De fietsroute werd in 2018 gepubliceerd in een folder met "De Oudlandpolder-fietsroutes". Bij de downloads kan je de folder nog terugvinden en ook het GPX bestand downloaden.
De Haan heeft tal van mogelijkheden, om te overnachten, iets te eten of gewoon iets te drinken. Als startplaats is deze badplaats minder interessant. Niet rechtstreeks bereikbaar met de trein. Met de wagen is het zeker in de zomermaanden niet eenvoudig om een parkeerplaats te vinden. Vooral op warme zomerdagen kan de drukte van de Belgische Kust een extra nadeel zijn. Meetkerke kan een alternatief zijn. Ook de wind kan in de Polders een felle tegenspeler zijn. Wat de natuur je teruggeeft is dan weer -soms letterlijk- adembenemend.
Wat betekenen de sterretjes? Je vindt de uitleg bij de informatie over de fietsblog op de homepagina.
De fietskaart laat je kiezen tussen De Haan of Meetkerke. Start je in de Haan dan vertrek je bij fietsknooppunt 6 ter hoogte van het emblematische tramstationnetje. Start je in Meetkerke dan vertrek je bij de kerk en rij je over het brugje van de Blankenbergse Vaart naar het knooppunt 52. De route volgt fietsknooppunten.

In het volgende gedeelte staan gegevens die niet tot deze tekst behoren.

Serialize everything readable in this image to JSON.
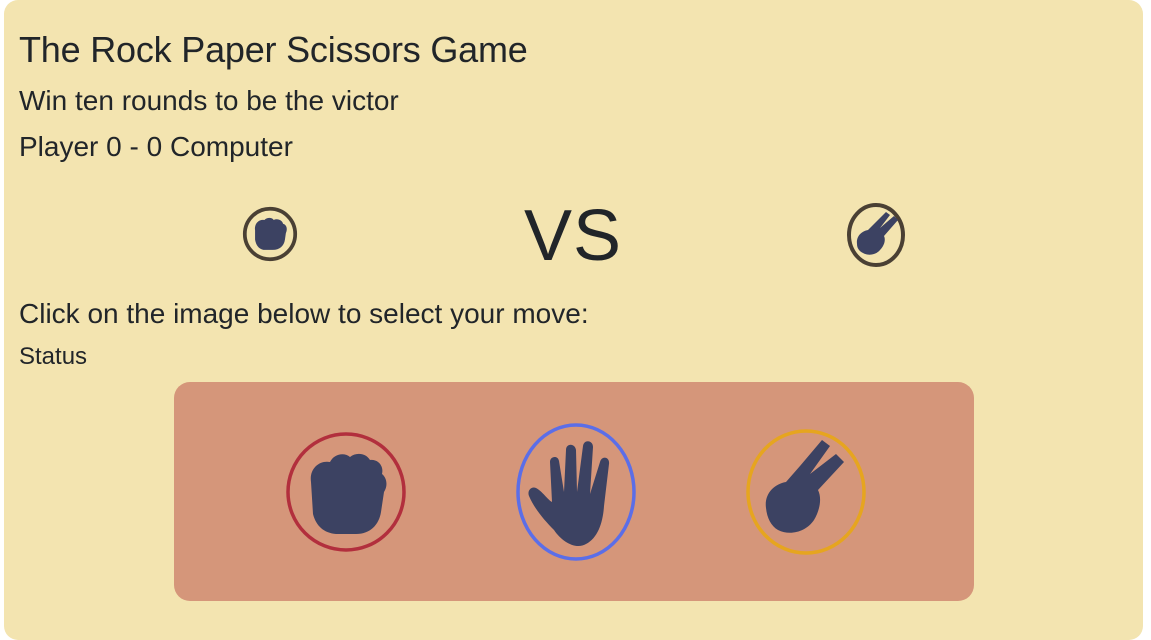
{
  "game": {
    "title": "The Rock Paper Scissors Game",
    "subtitle": "Win ten rounds to be the victor",
    "score": {
      "player_label": "Player",
      "player_score": "0",
      "separator": "-",
      "computer_score": "0",
      "computer_label": "Computer"
    },
    "vs_label": "VS",
    "player_choice_icon": "rock-icon",
    "computer_choice_icon": "scissors-icon",
    "instruction": "Click on the image below to select your move:",
    "status": "Status"
  },
  "moves": [
    {
      "name": "rock",
      "icon": "rock-icon",
      "ring_color": "#b22f3d"
    },
    {
      "name": "paper",
      "icon": "paper-icon",
      "ring_color": "#5b6ee8"
    },
    {
      "name": "scissors",
      "icon": "scissors-icon",
      "ring_color": "#e6a51f"
    }
  ],
  "colors": {
    "background": "#f3e4b0",
    "panel": "#d5967a",
    "hand": "#3c4262",
    "small_ring": "#4a4034"
  }
}
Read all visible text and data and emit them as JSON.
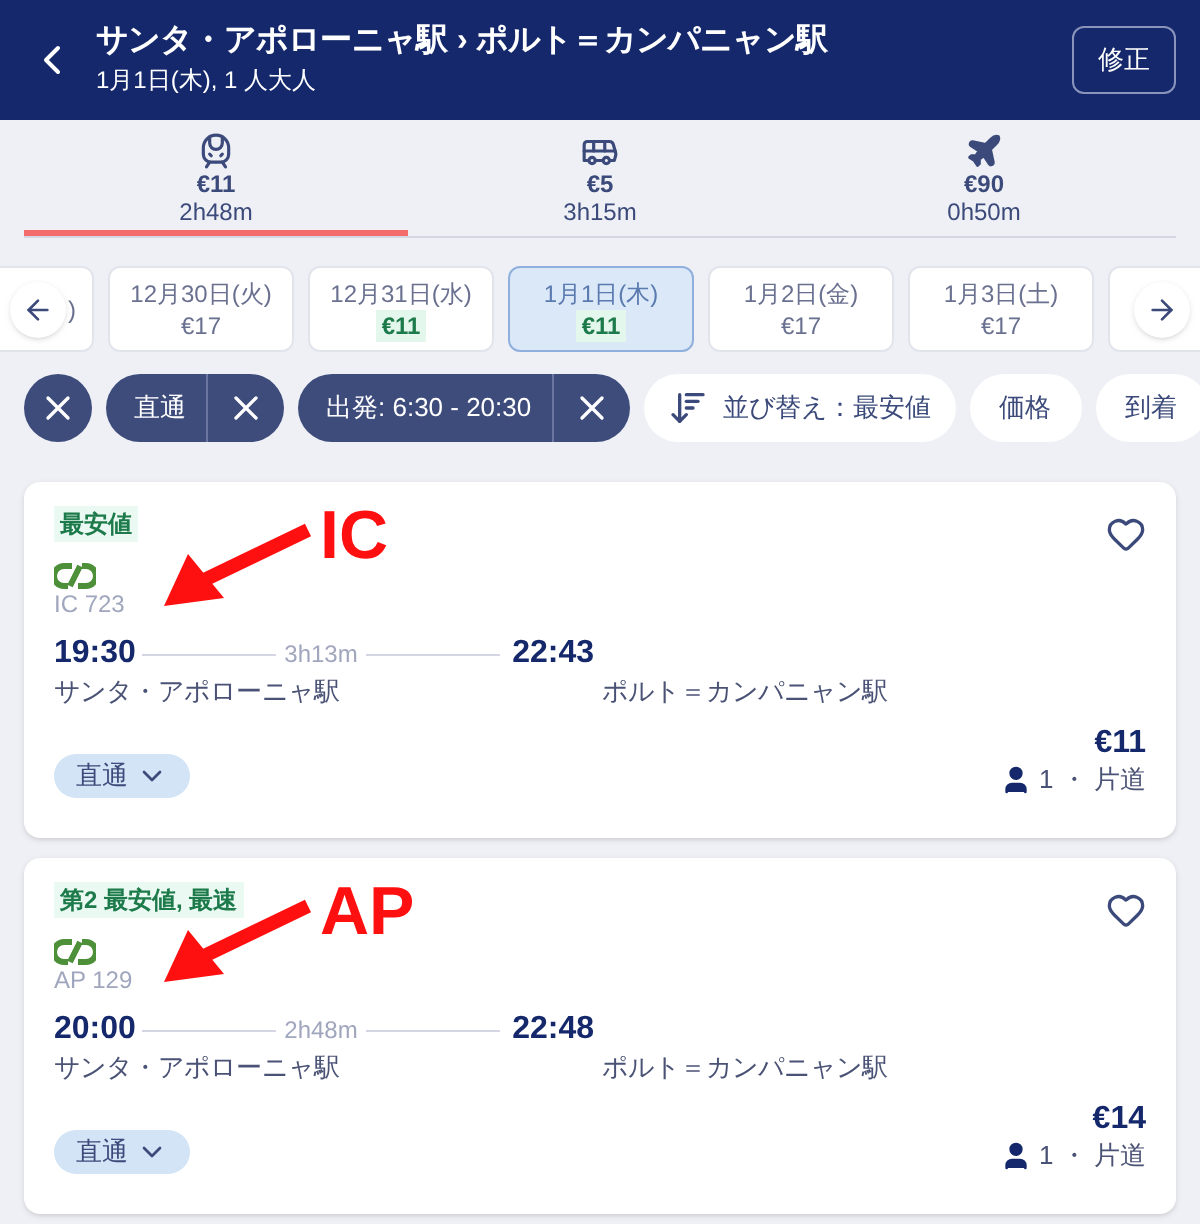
{
  "header": {
    "title": "サンタ・アポローニャ駅 › ポルト＝カンパニャン駅",
    "subtitle": "1月1日(木), 1 人大人",
    "edit_button": "修正"
  },
  "modes": [
    {
      "kind": "train",
      "price": "€11",
      "duration": "2h48m",
      "selected": true
    },
    {
      "kind": "bus",
      "price": "€5",
      "duration": "3h15m",
      "selected": false
    },
    {
      "kind": "plane",
      "price": "€90",
      "duration": "0h50m",
      "selected": false
    }
  ],
  "dates": [
    {
      "label": ")",
      "selected": false
    },
    {
      "label": "12月30日(火)",
      "price": "€17",
      "selected": false,
      "cheapest": false
    },
    {
      "label": "12月31日(水)",
      "price": "€11",
      "selected": false,
      "cheapest": true
    },
    {
      "label": "1月1日(木)",
      "price": "€11",
      "selected": true,
      "cheapest": true
    },
    {
      "label": "1月2日(金)",
      "price": "€17",
      "selected": false,
      "cheapest": false
    },
    {
      "label": "1月3日(土)",
      "price": "€17",
      "selected": false,
      "cheapest": false
    }
  ],
  "filters": [
    {
      "kind": "clear"
    },
    {
      "kind": "active",
      "label": "直通"
    },
    {
      "kind": "active",
      "label": "出発: 6:30 - 20:30"
    },
    {
      "kind": "sort",
      "label": "並び替え：最安値"
    },
    {
      "kind": "plain",
      "label": "価格"
    },
    {
      "kind": "plain",
      "label": "到着"
    }
  ],
  "results": [
    {
      "tag": "最安値",
      "train": "IC 723",
      "depart": "19:30",
      "duration": "3h13m",
      "arrive": "22:43",
      "from": "サンタ・アポローニャ駅",
      "to": "ポルト＝カンパニャン駅",
      "stops": "直通",
      "price": "€11",
      "passengers": "1 ・ 片道",
      "favorite": false,
      "annotation": "IC"
    },
    {
      "tag": "第2 最安値, 最速",
      "train": "AP 129",
      "depart": "20:00",
      "duration": "2h48m",
      "arrive": "22:48",
      "from": "サンタ・アポローニャ駅",
      "to": "ポルト＝カンパニャン駅",
      "stops": "直通",
      "price": "€14",
      "passengers": "1 ・ 片道",
      "favorite": false,
      "annotation": "AP"
    }
  ]
}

De polders vormen een vlak en uitgestrekt gebied. Het weidse landschap is een aaneenschakeling van akkers en weiden, doorsneden met oude dijken, kronkelende sloten en rietkragen. De typische reliëfrijke graslanden vertellen ons over het ontstaan van de polders, dat onlosmakelijk met de zee is verbonden.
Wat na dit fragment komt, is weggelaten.